El Abrigo de la Mallata:

El Abrigo de la Mallata

El Abrigo de la Mallata.
Buenas vistas sobre el Cañón del Vero.

Podemos aprovechar la cercanía de las cuevas con pinturas rupestres del Tozal de la Mallata y visitarlas. Nos costará unos 10min para encontrarlas. Aparte de las pinturas, hay buenas vistas desde este abrigo sobre el Vero y la Choca.

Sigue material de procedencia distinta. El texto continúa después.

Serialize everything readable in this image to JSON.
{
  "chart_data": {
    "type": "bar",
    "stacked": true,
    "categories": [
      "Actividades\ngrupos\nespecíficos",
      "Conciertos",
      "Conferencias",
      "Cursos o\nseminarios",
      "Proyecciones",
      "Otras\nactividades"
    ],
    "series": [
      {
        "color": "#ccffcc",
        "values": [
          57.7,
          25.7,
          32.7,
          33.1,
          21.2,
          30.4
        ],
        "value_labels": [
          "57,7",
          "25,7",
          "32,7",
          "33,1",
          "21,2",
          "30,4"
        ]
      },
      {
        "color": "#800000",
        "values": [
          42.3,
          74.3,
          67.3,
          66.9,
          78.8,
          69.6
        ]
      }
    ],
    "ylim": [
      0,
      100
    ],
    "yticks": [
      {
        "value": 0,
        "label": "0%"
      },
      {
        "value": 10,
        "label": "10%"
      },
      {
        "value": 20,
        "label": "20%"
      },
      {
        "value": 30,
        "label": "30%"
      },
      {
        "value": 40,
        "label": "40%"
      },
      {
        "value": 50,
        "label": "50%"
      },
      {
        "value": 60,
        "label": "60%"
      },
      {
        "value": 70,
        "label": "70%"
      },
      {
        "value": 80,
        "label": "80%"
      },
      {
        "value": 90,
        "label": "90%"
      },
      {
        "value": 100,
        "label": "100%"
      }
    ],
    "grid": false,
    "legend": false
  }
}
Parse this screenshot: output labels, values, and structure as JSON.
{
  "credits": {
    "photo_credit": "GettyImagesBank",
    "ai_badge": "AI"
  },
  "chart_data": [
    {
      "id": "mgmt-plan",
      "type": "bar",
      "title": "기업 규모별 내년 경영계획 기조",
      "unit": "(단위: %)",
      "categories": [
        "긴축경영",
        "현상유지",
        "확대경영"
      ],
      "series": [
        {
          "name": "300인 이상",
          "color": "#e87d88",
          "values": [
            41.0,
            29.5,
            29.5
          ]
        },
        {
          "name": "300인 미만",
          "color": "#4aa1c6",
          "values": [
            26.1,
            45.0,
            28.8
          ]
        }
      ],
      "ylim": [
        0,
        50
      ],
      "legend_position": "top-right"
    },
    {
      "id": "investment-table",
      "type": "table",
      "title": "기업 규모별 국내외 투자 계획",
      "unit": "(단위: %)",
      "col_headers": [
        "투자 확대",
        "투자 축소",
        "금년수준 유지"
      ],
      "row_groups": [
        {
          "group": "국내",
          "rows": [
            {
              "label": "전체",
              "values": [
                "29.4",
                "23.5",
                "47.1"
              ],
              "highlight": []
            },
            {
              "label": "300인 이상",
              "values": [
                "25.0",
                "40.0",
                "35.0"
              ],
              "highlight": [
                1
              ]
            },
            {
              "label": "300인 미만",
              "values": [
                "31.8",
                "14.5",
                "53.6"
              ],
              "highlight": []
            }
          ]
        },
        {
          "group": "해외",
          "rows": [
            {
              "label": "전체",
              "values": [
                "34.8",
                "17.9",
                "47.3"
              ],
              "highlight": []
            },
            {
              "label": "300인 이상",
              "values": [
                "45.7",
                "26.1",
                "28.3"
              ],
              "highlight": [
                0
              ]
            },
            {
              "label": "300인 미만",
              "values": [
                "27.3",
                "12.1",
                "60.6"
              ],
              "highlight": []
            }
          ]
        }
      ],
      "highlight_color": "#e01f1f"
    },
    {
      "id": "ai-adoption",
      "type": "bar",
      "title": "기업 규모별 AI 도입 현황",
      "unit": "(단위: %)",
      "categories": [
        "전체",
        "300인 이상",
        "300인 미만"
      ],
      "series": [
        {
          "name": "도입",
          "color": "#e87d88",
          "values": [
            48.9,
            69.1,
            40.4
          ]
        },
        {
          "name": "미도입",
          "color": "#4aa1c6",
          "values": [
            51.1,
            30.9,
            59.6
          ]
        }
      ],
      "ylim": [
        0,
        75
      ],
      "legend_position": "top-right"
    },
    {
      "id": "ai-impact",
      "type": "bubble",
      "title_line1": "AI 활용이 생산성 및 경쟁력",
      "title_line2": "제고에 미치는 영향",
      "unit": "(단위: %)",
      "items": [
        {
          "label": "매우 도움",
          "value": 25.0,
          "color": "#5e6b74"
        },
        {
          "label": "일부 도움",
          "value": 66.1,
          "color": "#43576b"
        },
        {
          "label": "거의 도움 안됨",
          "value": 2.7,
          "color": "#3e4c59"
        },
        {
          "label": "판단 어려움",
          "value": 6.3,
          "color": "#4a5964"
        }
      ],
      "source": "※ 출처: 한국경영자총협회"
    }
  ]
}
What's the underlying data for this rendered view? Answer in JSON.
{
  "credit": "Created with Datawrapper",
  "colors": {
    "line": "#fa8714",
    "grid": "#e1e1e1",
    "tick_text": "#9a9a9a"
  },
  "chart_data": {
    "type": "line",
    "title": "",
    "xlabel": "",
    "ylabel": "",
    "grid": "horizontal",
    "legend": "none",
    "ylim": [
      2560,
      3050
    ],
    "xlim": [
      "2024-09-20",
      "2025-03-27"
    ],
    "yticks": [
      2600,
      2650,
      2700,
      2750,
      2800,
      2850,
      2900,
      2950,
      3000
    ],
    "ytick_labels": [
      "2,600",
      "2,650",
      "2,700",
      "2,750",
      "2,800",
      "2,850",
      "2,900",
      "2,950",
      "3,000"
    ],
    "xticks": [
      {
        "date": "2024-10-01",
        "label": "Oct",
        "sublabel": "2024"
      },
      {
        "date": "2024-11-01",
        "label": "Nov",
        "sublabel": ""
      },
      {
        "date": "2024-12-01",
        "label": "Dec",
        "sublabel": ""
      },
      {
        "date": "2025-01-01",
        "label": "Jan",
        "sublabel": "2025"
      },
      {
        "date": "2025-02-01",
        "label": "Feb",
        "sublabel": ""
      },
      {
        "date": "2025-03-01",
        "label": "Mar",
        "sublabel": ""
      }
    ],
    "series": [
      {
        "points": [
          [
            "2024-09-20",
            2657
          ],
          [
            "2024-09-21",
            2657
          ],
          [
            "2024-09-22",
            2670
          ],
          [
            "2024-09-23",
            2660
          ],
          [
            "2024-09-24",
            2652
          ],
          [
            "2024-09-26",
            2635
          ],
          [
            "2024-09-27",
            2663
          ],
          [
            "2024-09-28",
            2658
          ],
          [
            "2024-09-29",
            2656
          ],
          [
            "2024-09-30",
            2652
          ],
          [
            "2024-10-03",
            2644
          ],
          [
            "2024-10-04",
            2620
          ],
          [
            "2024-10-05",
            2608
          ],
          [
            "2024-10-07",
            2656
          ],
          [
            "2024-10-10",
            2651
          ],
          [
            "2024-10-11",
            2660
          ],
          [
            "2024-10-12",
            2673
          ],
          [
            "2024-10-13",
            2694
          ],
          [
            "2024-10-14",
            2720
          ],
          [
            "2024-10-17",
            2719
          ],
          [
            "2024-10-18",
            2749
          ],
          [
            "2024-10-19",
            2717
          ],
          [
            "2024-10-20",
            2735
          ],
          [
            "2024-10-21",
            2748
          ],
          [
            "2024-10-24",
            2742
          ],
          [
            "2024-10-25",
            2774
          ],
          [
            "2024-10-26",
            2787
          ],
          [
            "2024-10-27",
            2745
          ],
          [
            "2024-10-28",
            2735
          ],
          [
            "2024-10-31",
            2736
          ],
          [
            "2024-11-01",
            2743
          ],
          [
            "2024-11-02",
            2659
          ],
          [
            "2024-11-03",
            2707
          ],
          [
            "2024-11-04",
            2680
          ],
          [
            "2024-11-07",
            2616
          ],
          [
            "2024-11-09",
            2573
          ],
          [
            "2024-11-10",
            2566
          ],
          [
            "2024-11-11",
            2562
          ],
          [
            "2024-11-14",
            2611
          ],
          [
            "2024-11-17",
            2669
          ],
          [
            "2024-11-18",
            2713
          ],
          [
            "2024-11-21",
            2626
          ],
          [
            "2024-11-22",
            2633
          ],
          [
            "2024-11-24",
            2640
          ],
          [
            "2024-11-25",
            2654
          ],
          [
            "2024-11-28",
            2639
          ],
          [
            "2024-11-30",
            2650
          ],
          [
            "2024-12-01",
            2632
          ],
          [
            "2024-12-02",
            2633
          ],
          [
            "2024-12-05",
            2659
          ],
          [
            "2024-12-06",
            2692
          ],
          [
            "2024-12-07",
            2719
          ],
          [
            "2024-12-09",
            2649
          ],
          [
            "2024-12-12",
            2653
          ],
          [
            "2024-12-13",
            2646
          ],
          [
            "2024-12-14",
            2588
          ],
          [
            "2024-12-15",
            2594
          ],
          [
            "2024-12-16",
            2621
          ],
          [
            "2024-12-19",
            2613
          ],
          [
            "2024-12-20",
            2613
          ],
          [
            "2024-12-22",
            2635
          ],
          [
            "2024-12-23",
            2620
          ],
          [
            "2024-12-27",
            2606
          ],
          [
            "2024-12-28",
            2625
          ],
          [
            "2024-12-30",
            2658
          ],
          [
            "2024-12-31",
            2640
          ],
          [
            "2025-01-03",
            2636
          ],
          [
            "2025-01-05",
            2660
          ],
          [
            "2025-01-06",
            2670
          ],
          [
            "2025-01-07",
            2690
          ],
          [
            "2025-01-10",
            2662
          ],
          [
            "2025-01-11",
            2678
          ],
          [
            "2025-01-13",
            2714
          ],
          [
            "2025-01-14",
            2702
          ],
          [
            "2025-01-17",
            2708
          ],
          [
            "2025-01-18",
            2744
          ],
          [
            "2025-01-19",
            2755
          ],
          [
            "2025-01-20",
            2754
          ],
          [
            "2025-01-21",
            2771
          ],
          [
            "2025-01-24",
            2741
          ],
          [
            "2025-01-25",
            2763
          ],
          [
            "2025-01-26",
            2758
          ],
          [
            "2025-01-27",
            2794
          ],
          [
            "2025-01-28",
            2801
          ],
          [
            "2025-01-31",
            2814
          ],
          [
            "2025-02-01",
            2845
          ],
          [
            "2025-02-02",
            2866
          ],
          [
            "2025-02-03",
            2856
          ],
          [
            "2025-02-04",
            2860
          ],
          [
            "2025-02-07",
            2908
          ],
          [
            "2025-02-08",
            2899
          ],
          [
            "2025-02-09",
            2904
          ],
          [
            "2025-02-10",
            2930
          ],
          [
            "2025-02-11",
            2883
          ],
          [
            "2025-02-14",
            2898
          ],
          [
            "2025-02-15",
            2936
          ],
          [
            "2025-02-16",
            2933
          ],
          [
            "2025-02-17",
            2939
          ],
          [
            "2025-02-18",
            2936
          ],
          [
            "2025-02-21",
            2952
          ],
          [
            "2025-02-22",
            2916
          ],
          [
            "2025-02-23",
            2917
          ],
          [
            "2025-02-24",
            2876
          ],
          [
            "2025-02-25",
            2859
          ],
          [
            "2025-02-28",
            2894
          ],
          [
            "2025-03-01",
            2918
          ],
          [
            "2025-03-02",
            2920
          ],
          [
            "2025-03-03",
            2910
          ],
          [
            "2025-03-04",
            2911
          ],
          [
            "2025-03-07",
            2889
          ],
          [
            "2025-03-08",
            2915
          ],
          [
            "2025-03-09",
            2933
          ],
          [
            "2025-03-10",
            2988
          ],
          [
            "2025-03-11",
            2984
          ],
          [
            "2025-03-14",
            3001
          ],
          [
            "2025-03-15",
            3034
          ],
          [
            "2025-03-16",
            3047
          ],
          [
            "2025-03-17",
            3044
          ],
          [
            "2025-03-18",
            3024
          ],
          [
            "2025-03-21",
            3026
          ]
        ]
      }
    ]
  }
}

Seguimos desde el cruce hacia el Parking del barranco Portiacha. Antes del parking la pista baja a una vaguada. En este punto hay que controlar el perro por el peligro que presenta la cercanía de la carretera.

El Barranco Portiacha:

En el punto donde cruzamos la vaguada, podemos bajar por el barranquillo unos pocos metros y disfrutar con cuidado del primer salto de 30m que forma este barranco. Incluso podemos bajar por una cornisa a mano izquierda sin dificultades y ver el circo desde abajo. Como hemos visto antes el último resalte del mismo barranco, conocemos ahora las dos atracciones principales del Barranco Portiacha. Eso nos dar una imagen de la belleza que se revela a los practicantes del deporte del descenso de barrancos.

El Mirador del Vero:

Ya en el aparcamiento, en frente de la carretera, bajamos al mirador del Vero. Vale la pena visitarle y buscar los sitios, por los cuales hemos pasado durante el día. El Barranco Basender está justo enfrente de nosotros y más hacia el sur adivinamos la desembocadura del Cañón de la Choca donde se halla la Ermita de San Martín.

Robert en el Mirador del Vero

Robert en el Mirador del Vero.

Salimos del aparcamiento, cerca de la bajada al mirador, en dirección norte. Este camino, bien trazado, baja al Barranco Argatín. Le cruzamos y subimos hasta el parking, donde está el coche.